Current practices in organization of anesthesia drug tray
DOI:
https://doi.org/10.3126/ajms.v13i11.46896Keywords:
Anesthesiology; Drug preparation; Medication safetyAbstract
Background: The risk of medication error is high in the operating room, since the anesthesiologist prepares, stores, and administers the medication. Poor labeling practices and cluttered drug trays increase the risk of syringe swap and medication error. Well-organized drug tray can reduce the incidence of erroneous drug administration and decrease the response time during intraoperative emergencies.
Aims and Objectives: The aim of the study was to determine the attitude and practices of anesthesiologists in organizing drug trays.
Materials and Methods: In the first part of the study, 30 drug trays with 209 syringes were observed before and after the procedure for 14 parameters. At the end of the procedure, a questionnaire was given to the anesthesiologists involved about their knowledge of labeling and organizing drug tray.

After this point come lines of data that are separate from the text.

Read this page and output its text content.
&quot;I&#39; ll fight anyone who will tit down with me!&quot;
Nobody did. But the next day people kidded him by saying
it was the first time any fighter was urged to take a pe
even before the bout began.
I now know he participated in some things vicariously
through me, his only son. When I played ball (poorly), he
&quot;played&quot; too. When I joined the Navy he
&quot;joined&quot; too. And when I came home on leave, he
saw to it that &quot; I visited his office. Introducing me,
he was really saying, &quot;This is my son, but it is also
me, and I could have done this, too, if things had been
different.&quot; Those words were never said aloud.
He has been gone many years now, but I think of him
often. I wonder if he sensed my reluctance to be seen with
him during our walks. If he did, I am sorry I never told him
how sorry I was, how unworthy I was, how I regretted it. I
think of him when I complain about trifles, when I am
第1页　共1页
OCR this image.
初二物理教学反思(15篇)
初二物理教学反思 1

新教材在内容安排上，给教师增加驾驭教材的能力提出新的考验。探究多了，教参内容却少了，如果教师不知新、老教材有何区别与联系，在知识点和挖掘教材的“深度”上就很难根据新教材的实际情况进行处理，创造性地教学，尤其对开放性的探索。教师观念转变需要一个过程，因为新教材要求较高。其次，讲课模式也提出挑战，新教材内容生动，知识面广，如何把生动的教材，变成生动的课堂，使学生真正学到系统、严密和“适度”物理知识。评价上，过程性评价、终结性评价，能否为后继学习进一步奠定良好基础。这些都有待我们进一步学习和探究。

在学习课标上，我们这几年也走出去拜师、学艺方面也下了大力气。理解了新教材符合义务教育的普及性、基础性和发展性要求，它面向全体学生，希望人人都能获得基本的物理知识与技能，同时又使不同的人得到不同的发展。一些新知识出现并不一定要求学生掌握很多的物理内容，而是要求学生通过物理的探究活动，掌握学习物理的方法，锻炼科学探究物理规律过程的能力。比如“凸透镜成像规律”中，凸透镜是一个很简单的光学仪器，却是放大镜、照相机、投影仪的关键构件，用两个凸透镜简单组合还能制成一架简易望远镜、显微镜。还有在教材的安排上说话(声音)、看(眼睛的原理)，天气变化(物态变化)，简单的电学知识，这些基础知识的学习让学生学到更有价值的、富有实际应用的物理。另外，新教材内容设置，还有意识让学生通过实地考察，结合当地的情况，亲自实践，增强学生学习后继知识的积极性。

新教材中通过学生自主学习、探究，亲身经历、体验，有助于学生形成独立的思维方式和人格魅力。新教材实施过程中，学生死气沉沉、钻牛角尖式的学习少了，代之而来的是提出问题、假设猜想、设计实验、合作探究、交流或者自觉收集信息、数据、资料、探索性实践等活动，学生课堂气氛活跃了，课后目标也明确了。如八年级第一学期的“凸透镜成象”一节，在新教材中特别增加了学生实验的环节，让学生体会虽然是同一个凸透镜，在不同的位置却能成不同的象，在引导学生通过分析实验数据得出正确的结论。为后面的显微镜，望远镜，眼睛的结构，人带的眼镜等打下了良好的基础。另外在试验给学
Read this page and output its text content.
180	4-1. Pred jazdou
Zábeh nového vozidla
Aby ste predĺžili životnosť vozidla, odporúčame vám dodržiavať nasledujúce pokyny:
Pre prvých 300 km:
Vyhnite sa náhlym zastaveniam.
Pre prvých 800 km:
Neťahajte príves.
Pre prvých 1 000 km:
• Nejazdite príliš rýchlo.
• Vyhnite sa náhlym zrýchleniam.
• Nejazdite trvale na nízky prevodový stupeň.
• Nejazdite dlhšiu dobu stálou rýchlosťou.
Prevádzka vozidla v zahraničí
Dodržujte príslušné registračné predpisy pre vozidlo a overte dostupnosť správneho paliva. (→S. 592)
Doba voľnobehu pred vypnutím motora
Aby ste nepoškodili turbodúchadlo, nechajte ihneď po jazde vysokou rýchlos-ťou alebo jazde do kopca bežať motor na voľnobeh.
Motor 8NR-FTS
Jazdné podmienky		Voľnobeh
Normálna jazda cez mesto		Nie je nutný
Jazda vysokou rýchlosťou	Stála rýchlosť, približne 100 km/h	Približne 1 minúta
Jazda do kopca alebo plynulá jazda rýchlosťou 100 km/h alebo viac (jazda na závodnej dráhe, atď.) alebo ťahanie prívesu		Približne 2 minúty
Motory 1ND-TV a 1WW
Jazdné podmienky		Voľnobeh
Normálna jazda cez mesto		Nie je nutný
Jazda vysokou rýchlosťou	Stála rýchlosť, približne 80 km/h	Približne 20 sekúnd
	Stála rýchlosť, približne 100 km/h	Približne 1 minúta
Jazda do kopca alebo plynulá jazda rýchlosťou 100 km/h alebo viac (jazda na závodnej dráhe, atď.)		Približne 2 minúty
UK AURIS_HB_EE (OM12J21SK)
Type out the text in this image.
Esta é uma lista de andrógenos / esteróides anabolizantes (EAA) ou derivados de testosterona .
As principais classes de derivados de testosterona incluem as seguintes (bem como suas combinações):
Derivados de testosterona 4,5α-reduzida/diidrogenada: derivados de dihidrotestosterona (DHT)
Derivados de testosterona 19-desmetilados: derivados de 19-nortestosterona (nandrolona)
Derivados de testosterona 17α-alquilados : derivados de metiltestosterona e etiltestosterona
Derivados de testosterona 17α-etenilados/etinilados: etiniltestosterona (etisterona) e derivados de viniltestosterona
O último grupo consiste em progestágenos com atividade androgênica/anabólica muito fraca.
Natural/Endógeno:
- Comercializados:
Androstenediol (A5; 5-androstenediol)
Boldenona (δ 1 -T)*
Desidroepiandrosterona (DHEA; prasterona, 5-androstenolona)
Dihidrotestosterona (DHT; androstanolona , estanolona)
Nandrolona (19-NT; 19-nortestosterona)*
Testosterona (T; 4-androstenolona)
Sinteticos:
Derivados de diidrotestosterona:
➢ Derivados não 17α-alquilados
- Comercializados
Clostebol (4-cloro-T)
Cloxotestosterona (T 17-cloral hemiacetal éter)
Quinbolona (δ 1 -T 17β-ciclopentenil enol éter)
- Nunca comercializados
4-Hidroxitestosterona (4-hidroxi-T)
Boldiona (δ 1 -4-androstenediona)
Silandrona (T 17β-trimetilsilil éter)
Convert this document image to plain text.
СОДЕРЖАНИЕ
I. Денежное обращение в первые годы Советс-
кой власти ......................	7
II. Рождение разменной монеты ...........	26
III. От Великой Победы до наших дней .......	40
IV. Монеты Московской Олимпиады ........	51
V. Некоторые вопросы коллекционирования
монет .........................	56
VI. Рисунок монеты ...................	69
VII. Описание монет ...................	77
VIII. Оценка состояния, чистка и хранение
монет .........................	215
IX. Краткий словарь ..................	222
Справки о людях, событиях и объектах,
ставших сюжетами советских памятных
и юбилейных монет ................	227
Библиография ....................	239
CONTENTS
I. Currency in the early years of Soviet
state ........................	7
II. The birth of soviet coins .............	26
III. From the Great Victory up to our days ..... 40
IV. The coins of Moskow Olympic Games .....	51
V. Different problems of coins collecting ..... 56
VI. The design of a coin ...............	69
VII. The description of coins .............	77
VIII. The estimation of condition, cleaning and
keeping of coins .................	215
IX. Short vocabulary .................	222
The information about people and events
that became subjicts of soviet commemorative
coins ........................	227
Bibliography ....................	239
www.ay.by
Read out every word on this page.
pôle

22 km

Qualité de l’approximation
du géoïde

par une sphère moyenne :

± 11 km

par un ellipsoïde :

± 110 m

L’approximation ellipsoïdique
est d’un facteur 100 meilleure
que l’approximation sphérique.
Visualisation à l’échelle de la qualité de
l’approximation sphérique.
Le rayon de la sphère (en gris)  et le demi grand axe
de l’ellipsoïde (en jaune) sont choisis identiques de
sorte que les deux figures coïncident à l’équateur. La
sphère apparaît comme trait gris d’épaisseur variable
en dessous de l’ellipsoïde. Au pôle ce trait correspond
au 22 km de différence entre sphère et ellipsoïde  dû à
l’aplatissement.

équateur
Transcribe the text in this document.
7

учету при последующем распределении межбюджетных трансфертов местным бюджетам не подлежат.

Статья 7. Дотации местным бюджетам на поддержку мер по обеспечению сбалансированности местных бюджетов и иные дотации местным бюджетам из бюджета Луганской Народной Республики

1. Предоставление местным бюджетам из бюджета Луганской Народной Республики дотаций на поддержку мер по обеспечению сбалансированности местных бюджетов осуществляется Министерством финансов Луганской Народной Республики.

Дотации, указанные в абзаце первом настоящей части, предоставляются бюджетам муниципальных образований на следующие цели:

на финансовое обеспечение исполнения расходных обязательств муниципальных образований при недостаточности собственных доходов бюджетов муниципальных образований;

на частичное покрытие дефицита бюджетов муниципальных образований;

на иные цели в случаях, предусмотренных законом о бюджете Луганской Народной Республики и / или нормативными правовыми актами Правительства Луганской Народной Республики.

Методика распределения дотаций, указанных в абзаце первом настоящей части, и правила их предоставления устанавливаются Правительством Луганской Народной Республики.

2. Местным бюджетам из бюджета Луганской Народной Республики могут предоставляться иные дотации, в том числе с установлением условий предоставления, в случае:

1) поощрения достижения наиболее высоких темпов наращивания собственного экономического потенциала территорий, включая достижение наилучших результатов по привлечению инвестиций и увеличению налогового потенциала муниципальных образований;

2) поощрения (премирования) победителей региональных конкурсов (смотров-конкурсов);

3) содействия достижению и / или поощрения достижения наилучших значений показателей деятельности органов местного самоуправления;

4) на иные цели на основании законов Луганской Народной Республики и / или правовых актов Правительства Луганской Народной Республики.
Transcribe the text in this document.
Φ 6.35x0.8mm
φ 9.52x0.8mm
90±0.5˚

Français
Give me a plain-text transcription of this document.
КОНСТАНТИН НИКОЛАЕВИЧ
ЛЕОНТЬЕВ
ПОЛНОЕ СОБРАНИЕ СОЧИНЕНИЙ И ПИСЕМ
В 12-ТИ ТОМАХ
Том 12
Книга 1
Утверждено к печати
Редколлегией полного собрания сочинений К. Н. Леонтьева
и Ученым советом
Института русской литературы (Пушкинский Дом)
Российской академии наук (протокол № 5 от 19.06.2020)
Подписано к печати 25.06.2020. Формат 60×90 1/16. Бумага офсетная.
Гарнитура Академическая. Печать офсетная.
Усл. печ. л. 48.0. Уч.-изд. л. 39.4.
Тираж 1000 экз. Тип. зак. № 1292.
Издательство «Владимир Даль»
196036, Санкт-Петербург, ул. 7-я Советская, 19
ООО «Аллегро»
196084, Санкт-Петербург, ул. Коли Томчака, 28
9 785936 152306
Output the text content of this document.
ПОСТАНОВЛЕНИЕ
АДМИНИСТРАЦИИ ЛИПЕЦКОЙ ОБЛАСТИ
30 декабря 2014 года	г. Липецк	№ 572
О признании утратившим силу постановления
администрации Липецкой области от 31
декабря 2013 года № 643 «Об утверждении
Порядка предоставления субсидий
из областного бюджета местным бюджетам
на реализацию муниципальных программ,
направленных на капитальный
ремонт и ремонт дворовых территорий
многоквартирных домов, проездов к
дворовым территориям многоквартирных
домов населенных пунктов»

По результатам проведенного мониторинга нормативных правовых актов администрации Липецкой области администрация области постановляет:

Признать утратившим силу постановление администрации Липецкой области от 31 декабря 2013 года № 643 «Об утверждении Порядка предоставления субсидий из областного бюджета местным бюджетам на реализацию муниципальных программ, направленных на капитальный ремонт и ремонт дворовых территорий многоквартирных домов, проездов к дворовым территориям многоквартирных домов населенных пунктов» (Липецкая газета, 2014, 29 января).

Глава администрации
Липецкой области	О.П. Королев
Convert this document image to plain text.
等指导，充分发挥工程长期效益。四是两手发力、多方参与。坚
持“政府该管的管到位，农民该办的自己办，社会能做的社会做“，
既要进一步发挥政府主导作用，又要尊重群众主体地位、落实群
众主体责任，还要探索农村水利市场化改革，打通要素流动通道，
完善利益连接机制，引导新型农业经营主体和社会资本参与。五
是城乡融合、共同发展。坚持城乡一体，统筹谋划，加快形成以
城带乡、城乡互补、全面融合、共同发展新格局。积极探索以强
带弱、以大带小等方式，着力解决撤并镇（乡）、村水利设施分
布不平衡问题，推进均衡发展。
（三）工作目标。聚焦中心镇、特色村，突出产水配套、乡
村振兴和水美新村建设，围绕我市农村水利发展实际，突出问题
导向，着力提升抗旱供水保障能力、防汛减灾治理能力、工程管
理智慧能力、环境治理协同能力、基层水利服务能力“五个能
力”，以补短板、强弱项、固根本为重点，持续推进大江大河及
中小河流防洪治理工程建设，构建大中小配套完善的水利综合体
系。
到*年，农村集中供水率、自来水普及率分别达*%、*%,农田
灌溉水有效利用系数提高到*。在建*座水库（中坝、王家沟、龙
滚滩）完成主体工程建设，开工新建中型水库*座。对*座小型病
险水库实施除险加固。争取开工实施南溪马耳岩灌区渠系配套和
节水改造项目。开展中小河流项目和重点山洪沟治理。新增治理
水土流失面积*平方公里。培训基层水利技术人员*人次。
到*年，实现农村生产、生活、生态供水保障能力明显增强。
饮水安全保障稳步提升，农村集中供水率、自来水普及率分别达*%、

Results: All the labels were handwritten with 139 (74.7%) syringes labeled circumferentially, and 47 (25.2%) syringes labeled vertically. Unlabeled syringes found were 23 (11.0%). Labels were legible in 168 (90.3%) syringes. Syringes were not found to be replaced in their designated place according to the template at the end of surgery in 7 (23.3%) trays. About 66.7% of anesthesiologists had experienced incorrect pickup of the syringe and 40.0% of anesthesiologists reported that they rely on other pointers apart from the label to identify the drug.
Conclusion: This study identifies the variation of practices in labeling, organizing, and maintaining drug tray among anesthesiologists. Adherence to institutional protocol, eternal vigilance, and improvement in error reporting practice would minimize the incidence of medication error.